Fast forward 10 years to today and a video pops up in my YouTube feed titled “why Japan’s internet is weirdly designed“. It turns out that Sabrina Cruz from the channel Answer In Progress spent 2.5 months researching whether what I’d written was true using AI to try and figure out what’s special about Japanese web design. It’s a wild ride and well worth a watch!

Sabrina ran thousands of images of the most popular websites in different countries through an AI which grouped them based on their similarity. She found that Japanese websites are far more likely to be brightly coloured and dense than other countries. So far so good for my hypothesis.

She ends up being most convinced by the technological arguments for the differences, specifically related to Japan’s early adoption of the mobile internet which followed vastly different standards than what would become the norm after the iPhone launched in 2007.

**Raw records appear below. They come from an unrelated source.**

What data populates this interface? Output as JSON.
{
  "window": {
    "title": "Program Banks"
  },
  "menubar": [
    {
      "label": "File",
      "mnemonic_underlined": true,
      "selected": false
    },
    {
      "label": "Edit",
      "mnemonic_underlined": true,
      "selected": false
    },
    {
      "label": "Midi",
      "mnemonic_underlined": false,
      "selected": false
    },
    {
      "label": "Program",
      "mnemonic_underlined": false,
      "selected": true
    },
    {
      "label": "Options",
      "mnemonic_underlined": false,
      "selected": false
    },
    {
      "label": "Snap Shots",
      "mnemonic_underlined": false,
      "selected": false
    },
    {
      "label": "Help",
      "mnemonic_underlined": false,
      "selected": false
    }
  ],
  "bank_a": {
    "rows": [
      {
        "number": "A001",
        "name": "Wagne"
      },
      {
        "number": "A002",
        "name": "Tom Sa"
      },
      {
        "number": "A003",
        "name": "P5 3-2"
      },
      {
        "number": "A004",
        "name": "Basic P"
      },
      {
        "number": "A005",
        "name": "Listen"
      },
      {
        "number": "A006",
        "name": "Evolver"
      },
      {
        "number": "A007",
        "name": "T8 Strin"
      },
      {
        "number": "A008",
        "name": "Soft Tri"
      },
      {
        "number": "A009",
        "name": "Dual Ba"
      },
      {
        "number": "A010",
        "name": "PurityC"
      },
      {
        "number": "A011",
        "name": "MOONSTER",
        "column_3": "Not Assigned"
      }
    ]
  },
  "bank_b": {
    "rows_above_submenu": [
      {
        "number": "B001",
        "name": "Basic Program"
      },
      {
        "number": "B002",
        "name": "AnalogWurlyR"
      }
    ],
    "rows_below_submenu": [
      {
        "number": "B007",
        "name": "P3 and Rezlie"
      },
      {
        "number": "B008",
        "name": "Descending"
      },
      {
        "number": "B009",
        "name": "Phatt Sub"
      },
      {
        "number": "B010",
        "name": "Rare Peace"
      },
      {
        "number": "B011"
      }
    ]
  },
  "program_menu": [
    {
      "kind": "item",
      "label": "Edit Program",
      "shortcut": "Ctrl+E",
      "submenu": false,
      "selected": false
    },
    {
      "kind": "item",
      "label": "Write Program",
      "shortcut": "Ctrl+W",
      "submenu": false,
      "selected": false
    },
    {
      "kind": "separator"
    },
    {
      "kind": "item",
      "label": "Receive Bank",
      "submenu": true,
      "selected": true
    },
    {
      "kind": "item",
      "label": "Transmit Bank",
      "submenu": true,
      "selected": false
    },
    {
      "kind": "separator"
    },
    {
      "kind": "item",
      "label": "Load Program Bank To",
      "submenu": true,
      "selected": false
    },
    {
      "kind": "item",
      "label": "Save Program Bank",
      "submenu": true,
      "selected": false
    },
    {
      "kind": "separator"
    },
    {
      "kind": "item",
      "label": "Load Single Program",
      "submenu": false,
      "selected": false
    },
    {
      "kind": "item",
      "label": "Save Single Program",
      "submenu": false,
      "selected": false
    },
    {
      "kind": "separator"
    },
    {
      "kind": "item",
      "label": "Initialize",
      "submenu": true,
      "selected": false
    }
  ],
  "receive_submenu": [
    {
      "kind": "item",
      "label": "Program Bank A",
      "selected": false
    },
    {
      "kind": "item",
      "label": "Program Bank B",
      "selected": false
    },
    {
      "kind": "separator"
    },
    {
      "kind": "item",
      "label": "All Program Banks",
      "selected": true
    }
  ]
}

I personally suspect that cultural norms, pre-internet design patterns, and the written language still played a large role in shaping the Japanese internet but these things are hard to quantify. Perhaps the reason that it’s endlessly fascinating is that it’s so hard to pin down.

Ten years later, Japanese web design feels like it is slowly converging with design principles that value cleaner layouts with less in-your-face imagery but much of it is still a Galapagos island unto itself. Any new research in this area is most welcome!

Update (11/12/2022): Product manager & designer Cynthia Zhou has created a rebuttal arguing that the answer lies in cultural psychology. She contrasts how Westerners tend to be “analytical thinkers” whereas Easterners tend to be “holistic thinkers” leading to Asians seeing more about the context of any given situation. This difference in processing information leads to different ways of presenting information in these two different cultures.

I tend to think both the technological and cultural arguments are complementary to each other since one is the vehicle and the other is the lens through which we interact with and experience the vehicle. Neither Eastern nor Western approaches to design can be said to be better, just different.